I bought a wireless bridge to handle a similar situation, using almost the same model as blue_beetle linked above. My cable modem and router are in the guestroom/office, and I wanted to link up the consoles and tivo in the living room without having wires strung through the house. The wireless bridge picks up the wireless signal and has 4 ports in the back to plug your tivo etc into. Works great!
posted by Joh at 9:24 AM on December 2, 2007

The product you want is called a "Wireless Ethernet Bridge". It's more or less the same hardware as a wireless router, but it acts a bit differently in bridge mode. As folks above have noted you can take a regular cheap wireless router and flash some third party firmware on it to do the same thing.
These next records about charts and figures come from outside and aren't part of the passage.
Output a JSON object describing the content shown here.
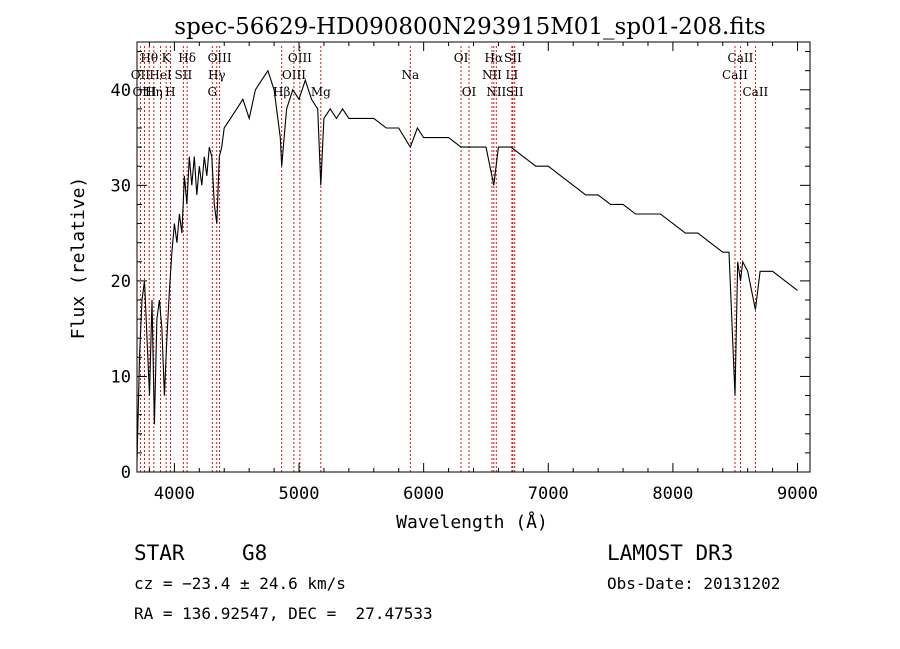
{
  "chart_data": {
    "type": "line",
    "title": "spec-56629-HD090800N293915M01_sp01-208.fits",
    "xlabel": "Wavelength (Å)",
    "ylabel": "Flux (relative)",
    "xlim": [
      3700,
      9100
    ],
    "ylim": [
      0,
      45
    ],
    "xticks": [
      4000,
      5000,
      6000,
      7000,
      8000,
      9000
    ],
    "yticks": [
      0,
      10,
      20,
      30,
      40
    ],
    "grid": false,
    "series": [
      {
        "x": [
          3700,
          3720,
          3740,
          3760,
          3780,
          3800,
          3820,
          3840,
          3860,
          3880,
          3900,
          3920,
          3940,
          3960,
          3980,
          4000,
          4020,
          4040,
          4060,
          4080,
          4100,
          4120,
          4140,
          4160,
          4180,
          4200,
          4220,
          4240,
          4260,
          4280,
          4300,
          4320,
          4340,
          4360,
          4380,
          4400,
          4450,
          4500,
          4550,
          4600,
          4650,
          4700,
          4750,
          4800,
          4850,
          4861,
          4900,
          4950,
          5000,
          5050,
          5100,
          5150,
          5175,
          5200,
          5250,
          5300,
          5350,
          5400,
          5500,
          5600,
          5700,
          5800,
          5893,
          5950,
          6000,
          6100,
          6200,
          6300,
          6400,
          6500,
          6563,
          6600,
          6700,
          6800,
          6900,
          7000,
          7100,
          7200,
          7300,
          7400,
          7500,
          7600,
          7700,
          7800,
          7900,
          8000,
          8100,
          8200,
          8300,
          8400,
          8450,
          8498,
          8520,
          8542,
          8560,
          8600,
          8662,
          8700,
          8800,
          8900,
          9000
        ],
        "y": [
          1,
          12,
          18,
          20,
          14,
          8,
          18,
          5,
          16,
          18,
          15,
          8,
          14,
          19,
          23,
          26,
          24,
          27,
          25,
          31,
          28,
          33,
          30,
          33,
          29,
          32,
          30,
          33,
          31,
          34,
          33,
          28,
          26,
          33,
          34,
          36,
          37,
          38,
          39,
          37,
          40,
          41,
          42,
          40,
          35,
          32,
          38,
          40,
          39,
          41,
          39,
          38,
          30,
          37,
          38,
          37,
          38,
          37,
          37,
          37,
          36,
          36,
          34,
          36,
          35,
          35,
          35,
          34,
          34,
          34,
          30,
          34,
          34,
          33,
          32,
          32,
          31,
          30,
          29,
          29,
          28,
          28,
          27,
          27,
          27,
          26,
          25,
          25,
          24,
          23,
          23,
          8,
          22,
          20,
          22,
          21,
          17,
          21,
          21,
          20,
          19
        ]
      }
    ]
  },
  "lines": [
    {
      "label": "Hθ",
      "x": 3798,
      "row": 1
    },
    {
      "label": "OII",
      "x": 3727,
      "row": 2
    },
    {
      "label": "OIII",
      "x": 3760,
      "row": 3
    },
    {
      "label": "K",
      "x": 3934,
      "row": 1
    },
    {
      "label": "HeI",
      "x": 3889,
      "row": 2
    },
    {
      "label": "Hη",
      "x": 3835,
      "row": 3
    },
    {
      "label": "Hδ",
      "x": 4102,
      "row": 1
    },
    {
      "label": "SII",
      "x": 4072,
      "row": 2
    },
    {
      "label": "H",
      "x": 3968,
      "row": 3
    },
    {
      "label": "OIII",
      "x": 4363,
      "row": 1
    },
    {
      "label": "Hγ",
      "x": 4340,
      "row": 2
    },
    {
      "label": "G",
      "x": 4304,
      "row": 3
    },
    {
      "label": "OIII",
      "x": 5007,
      "row": 1
    },
    {
      "label": "OIII",
      "x": 4959,
      "row": 2
    },
    {
      "label": "Hβ",
      "x": 4861,
      "row": 3
    },
    {
      "label": "Mg",
      "x": 5175,
      "row": 3
    },
    {
      "label": "Na",
      "x": 5893,
      "row": 2
    },
    {
      "label": "OI",
      "x": 6300,
      "row": 1
    },
    {
      "label": "OI",
      "x": 6364,
      "row": 3
    },
    {
      "label": "Hα",
      "x": 6563,
      "row": 1
    },
    {
      "label": "NII",
      "x": 6548,
      "row": 2
    },
    {
      "label": "NII",
      "x": 6583,
      "row": 3
    },
    {
      "label": "SII",
      "x": 6716,
      "row": 1
    },
    {
      "label": "LI",
      "x": 6708,
      "row": 2
    },
    {
      "label": "SII",
      "x": 6731,
      "row": 3
    },
    {
      "label": "CaII",
      "x": 8542,
      "row": 1
    },
    {
      "label": "CaII",
      "x": 8498,
      "row": 2
    },
    {
      "label": "CaII",
      "x": 8662,
      "row": 3
    }
  ],
  "info": {
    "class": "STAR",
    "subclass": "G8",
    "survey": "LAMOST DR3",
    "cz": "cz = −23.4 ± 24.6 km/s",
    "obsdate": "Obs-Date: 20131202",
    "coords": "RA = 136.92547, DEC =  27.47533"
  },
  "colors": {
    "spectrum": "#000000",
    "line_markers": "#cc0000",
    "axes": "#000000"
  }
}
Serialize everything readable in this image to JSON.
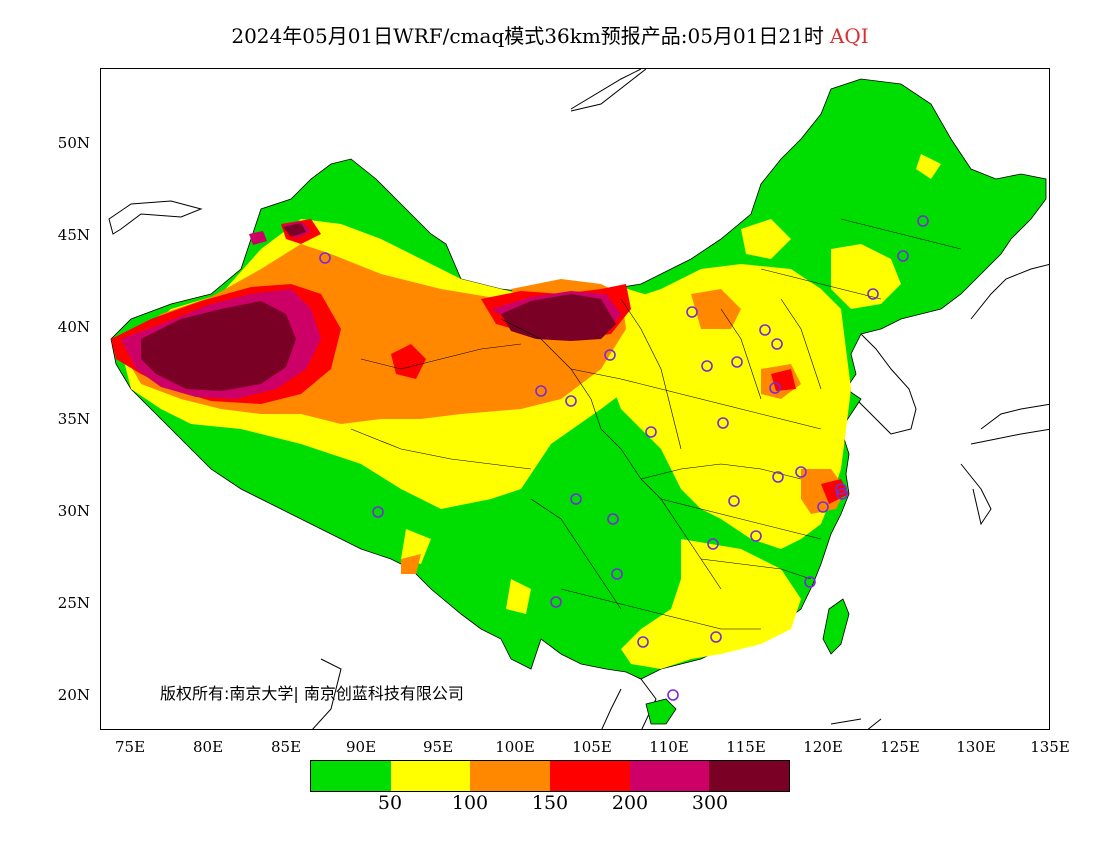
{
  "title": {
    "text": "2024年05月01日WRF/cmaq模式36km预报产品:05月01日21时",
    "variable": "AQI",
    "variable_color": "#d93030"
  },
  "axes": {
    "lat_labels": [
      "50N",
      "45N",
      "40N",
      "35N",
      "30N",
      "25N",
      "20N"
    ],
    "lon_labels": [
      "75E",
      "80E",
      "85E",
      "90E",
      "95E",
      "100E",
      "105E",
      "110E",
      "115E",
      "120E",
      "125E",
      "130E",
      "135E"
    ]
  },
  "copyright": "版权所有:南京大学| 南京创蓝科技有限公司",
  "legend": {
    "colors": [
      "#00dd00",
      "#ffff00",
      "#ff8800",
      "#ff0000",
      "#cc0066",
      "#7a0026"
    ],
    "ticks": [
      "50",
      "100",
      "150",
      "200",
      "300"
    ]
  },
  "map": {
    "colors": {
      "good": "#00dd00",
      "moderate": "#ffff00",
      "unhealthy_sensitive": "#ff8800",
      "unhealthy": "#ff0000",
      "very_unhealthy": "#cc0066",
      "hazardous": "#7a0026",
      "boundary": "#000000",
      "station_marker": "#7a2bd8"
    }
  }
}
Be aware that it doesn't work very well if the wireless isn't reliable. I've had a lot of trouble with an old Slimp3 (Squeezebox) hooked up this way; it seems to not handle the idea that a wired ethernet connection could fail. I also had a lot of trouble until I switched from DHCP to static IP addresses behind the bridge.
posted by Nelson at 9:29 AM on December 2, 2007

I use a Buffalo Technology AirStation Turbo G High Power Wireless Ethernet Converter to serve up wired ethernet to a pair of machines that lack wireless in my living room. Works great; haven't had to reboot this thing in ages.
posted by porn in the woods at 9:44 AM on December 2, 2007

Here are instructions on setting up a wireless bridge from the DD-WRT website. I have a couple of DD-WRT routers in this configuration, because the cable drop is inconveniently located from where my computers should be.